Link to this function

read_any(process, size \\ 65535)

View Source
@spec read_any(t(), pos_integer()) ::
  {:ok, {:stdout, iodata()}}
  | {:ok, {:stderr, iodata()}}
  | :eof
  | {:error, any()}

Returns bytes from either stdout or stderr with maximum size max_size whichever is available at that time.

Blocks if no bytes are written to stdout or stderr yet. And returns as soon as data is available.

Note that max_size is the maximum size of the returned data. But the returned data can be less than that depending on how the program flush the data etc.

Link to this function

read_stderr(process, size \\ 65535)

View Source
@spec read_stderr(t(), pos_integer()) :: {:ok, iodata()} | :eof | {:error, any()}

Returns bytes from executed command's stderr with maximum size max_size. Pipe must be enabled with stderr: :consume to read the data.

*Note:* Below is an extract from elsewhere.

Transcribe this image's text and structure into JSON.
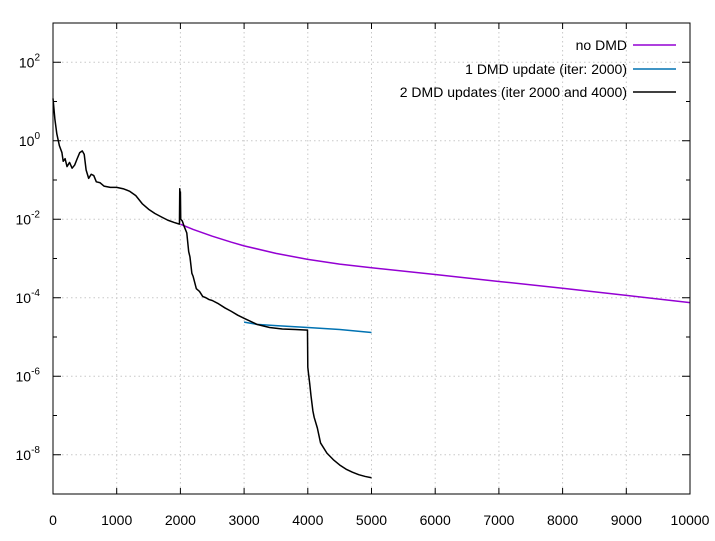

Blocks if no bytes are written to stderr yet. And returns as soon as bytes are available

Note that max_size is the maximum size of the returned data. But the returned data can be less than that depending on how the program flush the data etc.

Link to this function

start_link(cmd_with_args, opts \\ [])

View Source
@spec start_link([String.t(), ...],
  cd: String.t(),
  env: [{String.t(), String.t()}],
  stderr: :console | :disable | :stream
) :: {:ok, t()} | {:error, any()}

Starts Exile.Process server.

Starts external program using cmd_with_args with options opts

cmd_with_args must be a list containing command with arguments. example: ["cat", "file.txt"].

Options

  • cd - the directory to run the command in

  • env - a list of tuples containing environment key-value. These can be accessed in the external program

  • stderr - different ways to handle stderr stream.

    1. :console - stderr output is redirected to console (Default)
    2. :redirect_to_stdout - stderr output is redirected to stdout
    3. :disable - stderr output is redirected /dev/null suppressing all output
    4. :consume - connects stderr for the consumption. When set, the stderr output must be consumed to avoid external program from blocking.

    See :stderr for more details and issues associated with them

Caller of the process will be the owner owner of the Exile Process. And default owner of all opened pipes.

Please check module documentation for more details

@spec write(t(), binary()) :: :ok | {:error, any()}

Writes iodata data to external program's standard input pipe.

This call blocks when the pipe is full. Returns :ok when the complete data is written.